Queer chefs Charlie Monlouie-Anderle, Dima King, Woldy Reyes, Mellissa Santiago, and Martin Boyce all developed dishes that represent their personal stories, and those stories are brought to life by a team of actor-storytellers who perform each chef’s “chapter.” The food is unique and delicious: Charlie’s oyster on the half-shell, with a coconut-shallot mignonette and drops of a rose-dulse tincture; Dima’s excellent, punchy borscht, with both cooked and raw beet in it; Woldy’s Kaldereta Kambing — a spicy braised goat dish — topped with this shingle of flash-fried rice paper; Mellissa’s cinnamon-spiced chicken wings; and Martin, a Stonewall veteran, presents “broken glass pudding”: crème caramel topped with shattered caramel-sugar “glass.”

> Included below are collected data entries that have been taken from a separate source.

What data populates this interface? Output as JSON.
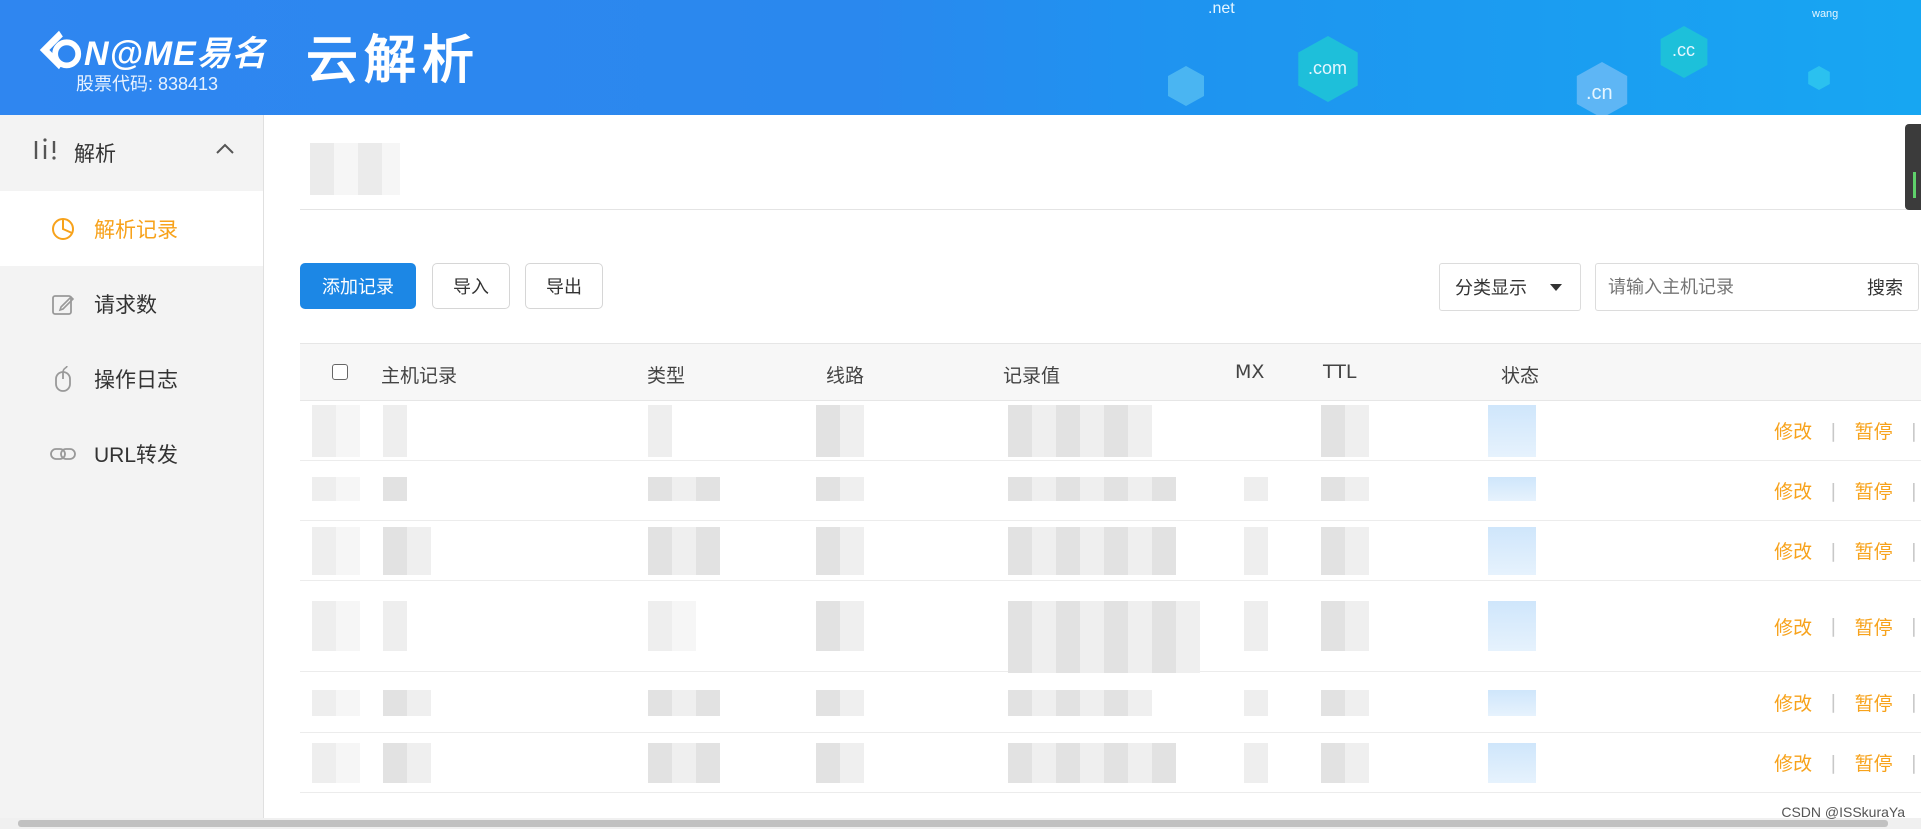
{
  "header": {
    "logo_text": "N@ME易名",
    "stock_code": "股票代码: 838413",
    "product_title": "云解析",
    "tlds": [
      ".net",
      "wang",
      ".com",
      ".cc",
      ".cn"
    ]
  },
  "sidebar": {
    "group_label": "解析",
    "items": [
      {
        "label": "解析记录",
        "icon": "pie-chart-icon",
        "active": true
      },
      {
        "label": "请求数",
        "icon": "edit-icon",
        "active": false
      },
      {
        "label": "操作日志",
        "icon": "mouse-icon",
        "active": false
      },
      {
        "label": "URL转发",
        "icon": "link-icon",
        "active": false
      }
    ]
  },
  "toolbar": {
    "add_label": "添加记录",
    "import_label": "导入",
    "export_label": "导出",
    "category_select": "分类显示",
    "search_placeholder": "请输入主机记录",
    "search_label": "搜索"
  },
  "table": {
    "columns": [
      "主机记录",
      "类型",
      "线路",
      "记录值",
      "MX",
      "TTL",
      "状态"
    ],
    "row_action_edit": "修改",
    "row_action_pause": "暂停",
    "row_count_visible": 6
  },
  "watermark": "CSDN @ISSkuraYa",
  "colors": {
    "accent": "#f7a21b",
    "primary": "#1c87e5",
    "header_blue": "#2f86f0"
  }
}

I’m so impressed. What an undertaking.

Tuesday, June 18
6:30 a.m., double Nespresso, smoothie, gym. Afterward, a refill coffee from Upstate Stock — a coffee shop and purveyor of manly, tasteful, cabin décor — and a Big Spoon Roasters apricot-pepita granola bar.

Back at home, I test that sheet-pan frittata one last time, and lunch is, of course, a frittata sandwich. Just toast some bread, cover it with a thick slice of frittata, and a handful of arugula, olive oil, salt, and pepper. Really it’s kind of an ideal egg sandwich. For me, this is a reality of recipe testing, just eating the same thing for what seems like forever, but the fact is I really like frittata and eat them a lot anyway.

This evening is exciting because we have a small dinner celebrating the launch of our new Jarry project, EAT QUEER, a directory of queer food and drink establishments. (Please! Share your fave queer spot!) The dinner is at 701West inside the Times Square Edition hotel. Andrea Franchini, the director of cultural programming, generously offered to host us there. The weather is crap, but inside is such a cozy and soft little sanctuary. And dinner is incredibly elegant and delicious. First course, my favorite, is very thin slices of beet layered almost four inches high and then sliced into little rectangles. It looks exactly like a hunk of ahi tuna, but tastes very purely of, like, beets and sunshine. It’s the kind of beet dish that makes you reconsider beets and comes with this leek-rhubarb crêpe that’s stuffed with ricotta and pistachios.

For my main course, I get the silent vegetarian dish, which arrives as rounds of very, very creamy sweet potato that had been baked in seaweed bread with truffles shaved on top. I hardly ever get to eat truffles and almost don’t recognize the smell or flavor. For dessert: a gleaming tube of “milk chocolate cream” that’s about the size and shape of a Twinkie, filled with hazelnut praline, and topped with a black-truffle gastrique. It’s wild, and it casts a good, long silent spell when it lands at the table.